12      Pendant la période allant des années 1994 à 2015, FT a occupé le poste d’enseignement de maître de conférences titulaire auprès de l’Université, sur la base d’un contrat de travail à durée indéterminée.

13      Alors que FT a atteint l’âge légal de départ à la retraite, fixé à 65 ans, le 11 juin 2015, elle a pu maintenir, en vertu d’une décision de l’Université, son statut d’enseignant titulaire pour la période allant de cette date au 30 septembre 2015 dans le cadre de l’année universitaire 2014/2015.

14      Par la suite, le conseil d’administration de l’Université a rejeté la demande de FT tendant au maintien de son statut d’enseignant titulaire pour l’année universitaire 2015/2016, au motif que cette demande n’était pas conforme à la « méthodologie concernant l’approbation du maintien du statut de titulaire pour les cadres enseignants ayant atteint l’âge de 65 ans » (ci-après la « méthodologie »), adoptée par le sénat de l’Université par décision no 3655 du 28 septembre 2015. En vertu de la méthodologie, la possibilité de conserver le statut d’enseignant titulaire au-delà dudit âge, telle que visée à l’article 289, paragraphe 6, de la loi no 1/2011, était réservée aux seuls cadres enseignants possédant le titre de directeur de thèse. À la suite d’une modification de la méthodologie, cette possibilité a été supprimée pour ces derniers à compter du 1er octobre 2016.
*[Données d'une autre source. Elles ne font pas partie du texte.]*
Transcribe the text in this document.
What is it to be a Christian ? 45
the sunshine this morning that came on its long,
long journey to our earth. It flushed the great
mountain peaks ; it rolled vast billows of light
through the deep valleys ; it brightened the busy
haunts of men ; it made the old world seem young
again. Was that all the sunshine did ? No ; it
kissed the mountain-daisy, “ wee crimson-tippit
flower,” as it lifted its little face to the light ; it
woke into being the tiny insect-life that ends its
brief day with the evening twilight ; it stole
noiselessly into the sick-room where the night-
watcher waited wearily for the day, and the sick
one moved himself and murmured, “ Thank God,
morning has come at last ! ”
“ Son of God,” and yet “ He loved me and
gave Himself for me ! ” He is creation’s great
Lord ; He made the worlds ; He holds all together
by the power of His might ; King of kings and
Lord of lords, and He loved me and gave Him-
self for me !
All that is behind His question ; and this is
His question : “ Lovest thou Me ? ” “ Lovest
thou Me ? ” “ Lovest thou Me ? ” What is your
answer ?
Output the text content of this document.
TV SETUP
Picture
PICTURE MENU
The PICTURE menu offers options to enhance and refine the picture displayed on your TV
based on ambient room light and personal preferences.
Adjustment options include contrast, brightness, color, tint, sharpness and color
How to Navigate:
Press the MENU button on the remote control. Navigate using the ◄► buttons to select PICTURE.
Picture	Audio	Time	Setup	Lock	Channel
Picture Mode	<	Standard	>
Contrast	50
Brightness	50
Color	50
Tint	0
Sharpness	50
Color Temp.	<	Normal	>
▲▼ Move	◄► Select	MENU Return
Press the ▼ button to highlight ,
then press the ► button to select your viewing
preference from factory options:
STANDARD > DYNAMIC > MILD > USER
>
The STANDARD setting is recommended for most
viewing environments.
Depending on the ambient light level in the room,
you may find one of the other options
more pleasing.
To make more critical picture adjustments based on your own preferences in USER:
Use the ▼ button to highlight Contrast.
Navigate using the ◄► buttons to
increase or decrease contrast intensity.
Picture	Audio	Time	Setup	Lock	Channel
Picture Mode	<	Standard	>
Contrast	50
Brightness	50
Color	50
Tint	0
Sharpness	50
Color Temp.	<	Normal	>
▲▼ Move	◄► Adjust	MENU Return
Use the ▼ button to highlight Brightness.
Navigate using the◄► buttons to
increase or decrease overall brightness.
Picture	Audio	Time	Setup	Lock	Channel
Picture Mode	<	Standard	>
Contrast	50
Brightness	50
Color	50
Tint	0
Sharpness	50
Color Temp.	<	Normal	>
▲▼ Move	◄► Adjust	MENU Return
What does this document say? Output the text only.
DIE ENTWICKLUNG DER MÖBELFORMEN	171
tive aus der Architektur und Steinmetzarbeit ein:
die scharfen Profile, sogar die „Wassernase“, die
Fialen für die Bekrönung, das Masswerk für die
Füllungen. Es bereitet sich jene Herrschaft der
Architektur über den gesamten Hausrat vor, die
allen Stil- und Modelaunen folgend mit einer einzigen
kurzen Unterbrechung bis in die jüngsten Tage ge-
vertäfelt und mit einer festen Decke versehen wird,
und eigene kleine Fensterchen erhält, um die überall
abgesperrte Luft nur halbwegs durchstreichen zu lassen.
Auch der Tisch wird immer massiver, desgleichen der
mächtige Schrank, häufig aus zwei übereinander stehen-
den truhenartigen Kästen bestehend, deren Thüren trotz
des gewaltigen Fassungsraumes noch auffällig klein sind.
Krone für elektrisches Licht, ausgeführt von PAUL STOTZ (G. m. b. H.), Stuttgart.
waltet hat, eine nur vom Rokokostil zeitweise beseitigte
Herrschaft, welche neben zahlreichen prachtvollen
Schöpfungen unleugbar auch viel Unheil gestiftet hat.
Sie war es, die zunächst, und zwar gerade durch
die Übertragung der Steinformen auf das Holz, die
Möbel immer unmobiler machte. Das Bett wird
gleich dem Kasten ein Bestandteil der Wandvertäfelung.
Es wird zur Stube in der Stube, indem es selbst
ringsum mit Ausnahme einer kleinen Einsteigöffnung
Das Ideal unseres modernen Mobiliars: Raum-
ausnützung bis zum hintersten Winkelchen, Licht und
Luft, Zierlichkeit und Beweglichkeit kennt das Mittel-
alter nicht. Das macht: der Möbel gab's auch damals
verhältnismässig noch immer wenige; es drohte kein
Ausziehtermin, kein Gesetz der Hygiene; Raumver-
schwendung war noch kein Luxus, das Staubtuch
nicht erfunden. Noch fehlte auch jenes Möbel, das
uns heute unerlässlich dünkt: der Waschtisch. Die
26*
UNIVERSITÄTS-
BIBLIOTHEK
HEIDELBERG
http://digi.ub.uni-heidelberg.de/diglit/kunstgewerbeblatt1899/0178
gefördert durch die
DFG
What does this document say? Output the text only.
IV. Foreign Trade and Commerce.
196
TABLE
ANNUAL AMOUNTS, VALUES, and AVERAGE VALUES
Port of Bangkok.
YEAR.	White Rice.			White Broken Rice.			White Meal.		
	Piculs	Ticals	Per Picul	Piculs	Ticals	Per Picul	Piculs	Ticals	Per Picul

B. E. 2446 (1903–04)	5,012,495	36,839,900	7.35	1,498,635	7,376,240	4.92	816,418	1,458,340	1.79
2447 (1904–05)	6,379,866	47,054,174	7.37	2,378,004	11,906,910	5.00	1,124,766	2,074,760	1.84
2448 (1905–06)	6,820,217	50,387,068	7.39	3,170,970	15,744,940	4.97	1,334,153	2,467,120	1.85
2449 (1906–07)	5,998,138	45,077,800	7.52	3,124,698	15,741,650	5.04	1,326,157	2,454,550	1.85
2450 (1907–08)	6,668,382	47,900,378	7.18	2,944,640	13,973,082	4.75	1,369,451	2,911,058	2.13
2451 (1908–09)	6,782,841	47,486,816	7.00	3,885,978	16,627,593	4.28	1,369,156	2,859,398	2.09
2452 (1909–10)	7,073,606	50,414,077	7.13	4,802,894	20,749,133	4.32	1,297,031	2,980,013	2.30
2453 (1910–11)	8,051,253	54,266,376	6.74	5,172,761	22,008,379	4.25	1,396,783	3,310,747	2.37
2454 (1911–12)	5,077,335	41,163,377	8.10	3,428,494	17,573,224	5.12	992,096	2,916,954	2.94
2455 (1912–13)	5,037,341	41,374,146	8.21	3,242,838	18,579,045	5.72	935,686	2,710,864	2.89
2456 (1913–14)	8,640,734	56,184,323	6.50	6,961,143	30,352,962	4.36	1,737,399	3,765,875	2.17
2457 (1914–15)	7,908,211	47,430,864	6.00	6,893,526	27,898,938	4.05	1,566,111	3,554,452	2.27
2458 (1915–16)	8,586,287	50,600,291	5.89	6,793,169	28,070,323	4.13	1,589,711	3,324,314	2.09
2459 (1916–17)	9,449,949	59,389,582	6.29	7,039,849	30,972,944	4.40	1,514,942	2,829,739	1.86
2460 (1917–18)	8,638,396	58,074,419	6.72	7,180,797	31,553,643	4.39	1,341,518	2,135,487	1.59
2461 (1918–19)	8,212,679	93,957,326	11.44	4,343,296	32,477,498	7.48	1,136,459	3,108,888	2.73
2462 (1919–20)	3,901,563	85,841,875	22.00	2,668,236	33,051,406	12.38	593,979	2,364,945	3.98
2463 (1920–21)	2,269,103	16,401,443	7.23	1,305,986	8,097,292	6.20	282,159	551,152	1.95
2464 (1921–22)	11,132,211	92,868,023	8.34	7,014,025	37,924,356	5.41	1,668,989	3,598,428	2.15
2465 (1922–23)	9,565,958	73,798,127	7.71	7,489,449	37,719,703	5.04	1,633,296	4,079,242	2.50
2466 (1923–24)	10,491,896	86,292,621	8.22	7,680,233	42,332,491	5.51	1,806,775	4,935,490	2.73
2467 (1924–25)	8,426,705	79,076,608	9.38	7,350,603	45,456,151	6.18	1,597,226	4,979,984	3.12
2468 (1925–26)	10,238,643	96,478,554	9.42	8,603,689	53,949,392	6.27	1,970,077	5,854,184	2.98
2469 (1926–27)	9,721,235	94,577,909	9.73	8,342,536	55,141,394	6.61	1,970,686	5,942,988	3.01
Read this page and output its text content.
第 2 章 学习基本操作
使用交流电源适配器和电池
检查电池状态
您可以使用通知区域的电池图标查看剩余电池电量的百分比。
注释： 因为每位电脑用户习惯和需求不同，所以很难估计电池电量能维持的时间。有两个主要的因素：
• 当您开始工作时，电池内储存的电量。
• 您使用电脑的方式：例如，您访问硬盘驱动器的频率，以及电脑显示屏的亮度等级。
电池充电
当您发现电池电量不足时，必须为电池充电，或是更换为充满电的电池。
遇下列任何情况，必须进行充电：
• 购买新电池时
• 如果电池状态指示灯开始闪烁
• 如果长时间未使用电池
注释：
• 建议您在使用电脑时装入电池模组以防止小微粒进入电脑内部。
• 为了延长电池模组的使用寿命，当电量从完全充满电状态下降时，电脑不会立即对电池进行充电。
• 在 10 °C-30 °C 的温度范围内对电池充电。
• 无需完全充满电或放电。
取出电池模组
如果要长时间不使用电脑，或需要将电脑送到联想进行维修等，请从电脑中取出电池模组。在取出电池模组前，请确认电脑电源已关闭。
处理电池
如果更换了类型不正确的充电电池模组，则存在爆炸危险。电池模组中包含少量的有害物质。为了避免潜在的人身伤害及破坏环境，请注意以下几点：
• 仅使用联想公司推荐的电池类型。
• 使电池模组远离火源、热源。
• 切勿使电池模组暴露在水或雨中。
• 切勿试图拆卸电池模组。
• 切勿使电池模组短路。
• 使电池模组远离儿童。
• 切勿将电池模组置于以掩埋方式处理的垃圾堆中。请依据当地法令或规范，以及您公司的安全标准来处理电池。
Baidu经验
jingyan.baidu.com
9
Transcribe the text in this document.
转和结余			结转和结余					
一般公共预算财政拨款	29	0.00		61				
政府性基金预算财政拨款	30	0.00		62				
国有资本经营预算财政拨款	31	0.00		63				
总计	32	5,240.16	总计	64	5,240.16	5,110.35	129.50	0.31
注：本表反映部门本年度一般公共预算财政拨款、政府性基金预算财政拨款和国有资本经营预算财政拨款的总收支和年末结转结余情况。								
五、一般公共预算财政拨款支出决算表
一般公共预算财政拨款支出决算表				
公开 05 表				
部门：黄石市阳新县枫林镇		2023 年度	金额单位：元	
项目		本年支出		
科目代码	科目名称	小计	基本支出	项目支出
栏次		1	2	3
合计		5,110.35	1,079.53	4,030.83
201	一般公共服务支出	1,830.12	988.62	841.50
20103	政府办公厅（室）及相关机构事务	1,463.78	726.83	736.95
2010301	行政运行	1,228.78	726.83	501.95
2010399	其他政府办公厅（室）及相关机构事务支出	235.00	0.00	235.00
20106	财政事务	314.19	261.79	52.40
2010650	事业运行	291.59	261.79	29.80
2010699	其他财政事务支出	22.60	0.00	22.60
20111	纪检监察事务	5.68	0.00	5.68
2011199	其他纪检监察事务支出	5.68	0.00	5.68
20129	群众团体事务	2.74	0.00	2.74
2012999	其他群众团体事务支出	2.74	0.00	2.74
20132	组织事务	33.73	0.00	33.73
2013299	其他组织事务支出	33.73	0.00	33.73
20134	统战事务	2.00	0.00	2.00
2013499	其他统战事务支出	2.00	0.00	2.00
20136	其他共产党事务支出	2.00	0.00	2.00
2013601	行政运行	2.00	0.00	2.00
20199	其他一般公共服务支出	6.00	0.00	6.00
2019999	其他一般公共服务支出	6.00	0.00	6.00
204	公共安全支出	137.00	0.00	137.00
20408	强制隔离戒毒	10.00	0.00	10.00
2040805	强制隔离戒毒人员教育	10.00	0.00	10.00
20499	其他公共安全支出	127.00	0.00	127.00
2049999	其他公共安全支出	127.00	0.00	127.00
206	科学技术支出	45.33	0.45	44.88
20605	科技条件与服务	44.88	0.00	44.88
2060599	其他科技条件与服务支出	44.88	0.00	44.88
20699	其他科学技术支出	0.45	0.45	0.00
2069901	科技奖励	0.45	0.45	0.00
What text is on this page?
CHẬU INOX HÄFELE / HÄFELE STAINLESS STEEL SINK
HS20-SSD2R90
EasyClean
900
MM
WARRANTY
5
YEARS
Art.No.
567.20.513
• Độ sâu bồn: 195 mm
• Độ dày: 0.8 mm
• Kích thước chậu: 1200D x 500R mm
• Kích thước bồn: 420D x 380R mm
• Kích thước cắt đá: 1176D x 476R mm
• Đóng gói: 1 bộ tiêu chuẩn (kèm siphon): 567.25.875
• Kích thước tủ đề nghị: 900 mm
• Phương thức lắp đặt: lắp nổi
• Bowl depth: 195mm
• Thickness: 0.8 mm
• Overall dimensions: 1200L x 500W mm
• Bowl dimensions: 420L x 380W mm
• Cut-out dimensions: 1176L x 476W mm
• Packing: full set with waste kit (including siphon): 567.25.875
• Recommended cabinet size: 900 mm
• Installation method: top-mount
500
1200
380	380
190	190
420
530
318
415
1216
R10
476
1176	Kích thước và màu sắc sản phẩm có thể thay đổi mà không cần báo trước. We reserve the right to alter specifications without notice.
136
15      Eu égard au rejet de sa demande, FT a, à partir de l’année 2016, recouru à la conclusion de contrats à durée déterminée successifs avec l’Université pour les mêmes activités universitaires qu’elle avait exercées auparavant, selon le système de rémunération de « paiement à l’heure », dont les revenus étaient inférieurs à ceux versés aux cadres enseignants titulaires.

16      Par son recours en matière de droit du travail introduit devant le Tribunalul Sibiu (tribunal de grande instance de Sibiu, Roumanie), FT a contesté la décision de l’Université, prenant acte du fait que son statut d’enseignant titulaire avait pris fin le 1er octobre 2015 en raison de la circonstance qu’elle avait atteint l’âge légal de départ à la retraite. Cette juridiction a rejeté ce recours en constatant l’absence de discrimination au titre de la directive 2000/78, telle qu’invoquée par FT. Ce jugement est devenu définitif sur confirmation par la Curtea de Apel Alba Iulia (cour d’appel d’Alba Iulia, Roumanie).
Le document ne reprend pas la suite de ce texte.